Multimodal spatial gradients to explain regional susceptibility to fibrillar tau in Alzheimer's disease
- PMID: 40342276
- PMCID: PMC12060132
- DOI: 10.1002/alz.70170
Multimodal spatial gradients to explain regional susceptibility to fibrillar tau in Alzheimer's disease
Abstract
Introduction: In Alzheimer's disease (AD), fibrillar tau gradually progresses from initial seed to larger brain area. However, those brain properties underlying the region-dependent susceptibility to tau accumulation remain unclear.
Methods: We constructed multimodal spatial gradients to characterize molecular properties and connectomic architecture. A predictive model for regional tau deposition was developed by integrating embeddings in the principal gradients of global connectome gradients with gene expression, neurotransmitters, myelin, and amyloid-beta. The model was trained on amyloid-beta-positive participants from Alzheimer's Disease Neuroimaging Initiative (ADNI) and externally validated in independent datasets.
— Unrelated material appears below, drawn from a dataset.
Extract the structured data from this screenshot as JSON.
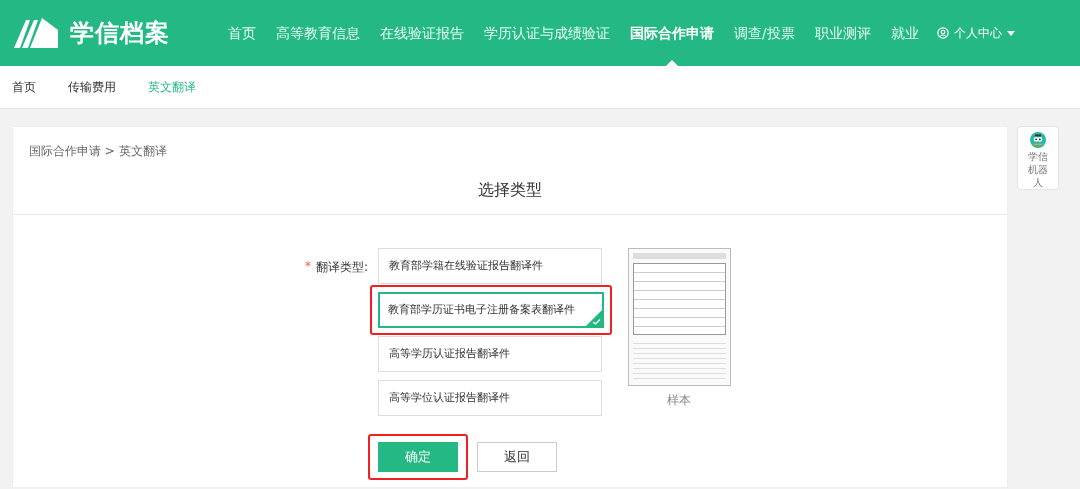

Results: The combination of gradients explained up to 77.7% of cross-sectional and 77.3% of longitudinal inter-regional variance of tau deposition. Gene set enrichment analysis of a major gene expression gradient points to synaptic transmission to confer increased susceptibility to tau.
Discussion: Our findings reveal a spatially heterogeneous molecular landscape shaping regional susceptibility to tau deposition, presenting a powerful system-level explanatory model of tau pathology in AD.
Highlights: Spatial gradients of fundamental molecular brain properties associated with tau pathology. The explanatory power showed high consistency across studies. Genetic analyses suggested that synapse expression plays a vital role in tau accumulation.
Keywords: Alzheimer's disease; functional connectivity; gene expression; multimodal gradients; neurotransmitters; predictive model; tau positron emission tomography.
© 2025 The Author(s). Alzheimer's & Dementia published by Wiley Periodicals LLC on behalf of Alzheimer's Association.
Conflict of interest statement
M.E. and N.F. receive research funding from Eli Lilly. All other authors reported no conflict of interest. Author disclosures are available in the Supporting Information.